4. Участвовали в состязании Валерий Брюсов, Максимилиан Волошин, Сергей Шервинский, Адалис, Леонид Гроссман.
      По звуку гонга (рельса) они разошлись в разные стороны, а мы пошли сидеть на песок к морю.
      Через полчаса прозвучал опять гонг, и все побежали на террасу. Поэты стали читать еще не остывшие свои произведения. На первую тему — “Портрет женщины” — первенство было признано за стихами Шервинского. Так много было грации в них и в образе, который они создавали, в образе Симонетты. На вторую тему — “Соломон” — лучшими стихами были стихи Адалис. В них ярко проявился блеск молодого таланта. Интересно, что мнение публики совпало с мнением специального жюри и с приговором самих поэтов.
      Часто по вечерам бывала музыка, пение, танцы. Максимилиан Александрович и Марья Степановна всегда присутствовали, подзадоривая общее веселье.
      Очень много блеска, выдумки, фантазии вносила в нашу жизнь группа молодых ученых. Сочинялись либретто комических опереток, кинофильмы.
      Увлеченная красотою природы, я много, просто запоем, работала. Располагалась на берегу моря. Уходила в степь или поднималась на соседние горы, откуда открывался широкий вид на море, на круглую, как чаша бухту, на причудливый рисунок берегов.

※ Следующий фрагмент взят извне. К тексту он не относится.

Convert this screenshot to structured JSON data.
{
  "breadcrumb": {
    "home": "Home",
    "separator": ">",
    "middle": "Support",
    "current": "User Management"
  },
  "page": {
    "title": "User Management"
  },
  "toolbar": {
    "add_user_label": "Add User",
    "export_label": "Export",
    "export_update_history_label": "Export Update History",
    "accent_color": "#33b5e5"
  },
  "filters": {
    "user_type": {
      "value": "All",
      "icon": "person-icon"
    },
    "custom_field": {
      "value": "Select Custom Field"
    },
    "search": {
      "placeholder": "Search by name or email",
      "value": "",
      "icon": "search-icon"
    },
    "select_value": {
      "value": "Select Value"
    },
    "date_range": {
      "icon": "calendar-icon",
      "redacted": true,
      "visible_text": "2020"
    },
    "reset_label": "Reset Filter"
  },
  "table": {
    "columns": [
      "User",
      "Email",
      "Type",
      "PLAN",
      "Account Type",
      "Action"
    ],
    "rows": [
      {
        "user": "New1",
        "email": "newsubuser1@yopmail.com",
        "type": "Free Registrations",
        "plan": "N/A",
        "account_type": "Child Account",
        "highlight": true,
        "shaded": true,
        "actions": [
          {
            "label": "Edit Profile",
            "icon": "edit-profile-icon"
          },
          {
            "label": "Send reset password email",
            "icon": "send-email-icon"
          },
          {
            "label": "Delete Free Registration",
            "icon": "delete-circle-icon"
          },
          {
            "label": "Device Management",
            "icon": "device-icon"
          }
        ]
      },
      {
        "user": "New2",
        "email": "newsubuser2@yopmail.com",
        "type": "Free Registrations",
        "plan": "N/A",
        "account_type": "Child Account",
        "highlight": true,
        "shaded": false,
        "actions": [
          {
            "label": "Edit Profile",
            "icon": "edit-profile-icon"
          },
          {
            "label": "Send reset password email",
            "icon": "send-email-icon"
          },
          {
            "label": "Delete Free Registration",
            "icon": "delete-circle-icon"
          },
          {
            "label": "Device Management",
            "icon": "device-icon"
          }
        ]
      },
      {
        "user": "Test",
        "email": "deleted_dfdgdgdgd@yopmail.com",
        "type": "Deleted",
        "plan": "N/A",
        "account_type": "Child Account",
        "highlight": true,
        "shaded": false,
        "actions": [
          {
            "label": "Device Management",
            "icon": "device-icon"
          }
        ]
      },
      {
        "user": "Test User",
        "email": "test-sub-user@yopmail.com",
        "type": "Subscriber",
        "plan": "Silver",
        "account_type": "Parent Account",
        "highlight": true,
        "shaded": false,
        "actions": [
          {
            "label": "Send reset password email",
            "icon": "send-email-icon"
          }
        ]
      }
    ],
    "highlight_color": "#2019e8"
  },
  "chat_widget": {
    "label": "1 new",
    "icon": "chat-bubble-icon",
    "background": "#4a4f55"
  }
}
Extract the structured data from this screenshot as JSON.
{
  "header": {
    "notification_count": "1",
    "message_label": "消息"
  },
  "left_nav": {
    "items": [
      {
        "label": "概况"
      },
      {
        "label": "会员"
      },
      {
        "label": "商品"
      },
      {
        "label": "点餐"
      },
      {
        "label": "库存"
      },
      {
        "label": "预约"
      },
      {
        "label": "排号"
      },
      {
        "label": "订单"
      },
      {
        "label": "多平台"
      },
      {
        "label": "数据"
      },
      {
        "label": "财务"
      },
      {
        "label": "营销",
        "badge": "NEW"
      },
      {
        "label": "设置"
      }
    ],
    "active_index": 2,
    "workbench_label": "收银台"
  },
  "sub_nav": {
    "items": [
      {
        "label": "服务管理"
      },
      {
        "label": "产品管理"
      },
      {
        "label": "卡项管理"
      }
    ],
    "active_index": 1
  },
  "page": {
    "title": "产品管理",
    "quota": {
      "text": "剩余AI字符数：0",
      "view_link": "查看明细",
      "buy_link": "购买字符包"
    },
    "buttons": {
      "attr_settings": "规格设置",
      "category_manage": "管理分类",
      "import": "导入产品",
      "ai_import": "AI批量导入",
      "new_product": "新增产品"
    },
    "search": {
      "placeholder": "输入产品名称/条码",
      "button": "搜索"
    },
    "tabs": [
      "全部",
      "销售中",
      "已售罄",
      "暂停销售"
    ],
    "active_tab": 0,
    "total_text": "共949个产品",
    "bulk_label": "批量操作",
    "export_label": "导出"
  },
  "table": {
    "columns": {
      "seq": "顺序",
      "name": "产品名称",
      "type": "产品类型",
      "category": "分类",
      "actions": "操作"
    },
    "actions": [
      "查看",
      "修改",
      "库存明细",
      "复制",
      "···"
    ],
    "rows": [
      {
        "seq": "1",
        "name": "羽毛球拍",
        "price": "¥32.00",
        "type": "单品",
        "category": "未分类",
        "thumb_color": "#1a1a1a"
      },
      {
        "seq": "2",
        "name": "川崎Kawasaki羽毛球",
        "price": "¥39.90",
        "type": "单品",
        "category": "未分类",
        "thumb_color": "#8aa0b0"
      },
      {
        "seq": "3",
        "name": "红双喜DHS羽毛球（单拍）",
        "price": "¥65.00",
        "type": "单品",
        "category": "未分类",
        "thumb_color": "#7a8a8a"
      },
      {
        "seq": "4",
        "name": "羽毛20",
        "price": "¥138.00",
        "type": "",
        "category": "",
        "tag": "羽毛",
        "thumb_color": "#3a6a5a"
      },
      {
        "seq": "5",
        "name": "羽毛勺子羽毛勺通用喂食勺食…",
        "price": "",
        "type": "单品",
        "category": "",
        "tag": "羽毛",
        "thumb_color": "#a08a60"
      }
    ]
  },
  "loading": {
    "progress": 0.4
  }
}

      Сделала целый ряд портретов. Исполняла их акварелью. Написала столь любимую всеми хозяйку, Марию Степановну Волошину. Желая подчеркнуть и выделить ее светлые глаза с удивительно острым взглядом, как у ласточки, на бледном, болезненном лице, я покрыла ее темные волосы белым шарфом, как чалмой. И я считаю его лучшим моим портретом.
      Написала портреты писательницы Софии Захаровны Федорченко, художника Константина Федоровича Богаевского, Дарьи Николаевны Часовитиной и сделала однодневный набросок поэтессы Адалис. Написала портрет поэта-символиста Андрея Белого (Бориса Николаевича Бугаева). У него оригинальная наружность. Жарясь на солнце, он так загорел, что походил на индейца, с темной, красно-коричневой кожей. И тем ярче выделялись на лице его голубые светлые глаза среди черных густых и коротких ресниц. Взгляд его был чрезвычайно острый и необычайный. Большой облысевший лоб и по бокам завитки седых волос. Он большей частью ходил в ярко-красном одеянии.
      Сделала портрет Валерия Яковлевича Брюсова. Отдохнув после дороги, Валерий Яковлевич помягчел и вошел в общие интересы окружающих. Он был корректен, сдержан и ни с кем особенно не сближался, хотя общения с окружающими не избегал. <...>
      Валерий Яковлевич охотно согласился позировать и был очень аккуратен и точен. <...>
      Сеансы наши для меня были очень интересны. Мы оживленно все время о многом говорили.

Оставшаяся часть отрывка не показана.